19.05.2008

PRISE DE POSITION DE L'ELYSEE DANS LA PROBLEMATIQUE DE LA LIBERATION D'INGRID BETANCOURT

 Devant l'inertie des pays civilisés face au sort de Madame Bétancourt, enlevée depuis 6 ans, très malade, on disait même en train de suivre une grève de la faim, j'ai pris mon clavier et demandé à Monsieur Sarkozy, Président de la République française ce qu'il faisait actuellement, lui qui avait fait le rêve de voir la Franco-colombienne libérée pour Noël 2007.

Suit sa réponse. Le fait même de ne rien apprendre de nouveau a le mérite de considérer la situation bloquée côté français malgré des actions louables de la diplomatie dès que possible.

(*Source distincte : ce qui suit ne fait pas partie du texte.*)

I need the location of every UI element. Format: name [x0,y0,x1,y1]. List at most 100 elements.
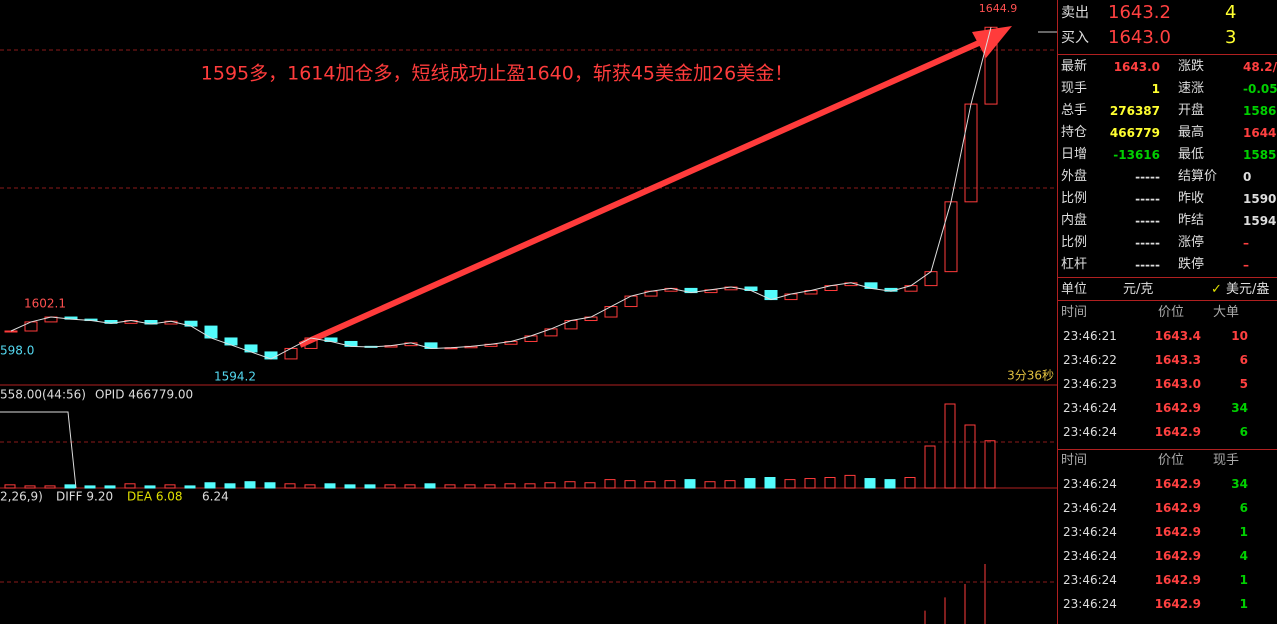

Le problème se situe dès lors au niveau de la Colombie et de ses voisins directs comme le Vénézuela. Les rapports sont peu cordiaux surtout puis la connaissance du contenu d'un disque dur des Farc qui prouverait qu'Hugo Chavez et ses alliés étaient prêt à verser une forte rançon et même des armes contre la libération d'otages. De quoi titiller la susceptibilité de la Colombie.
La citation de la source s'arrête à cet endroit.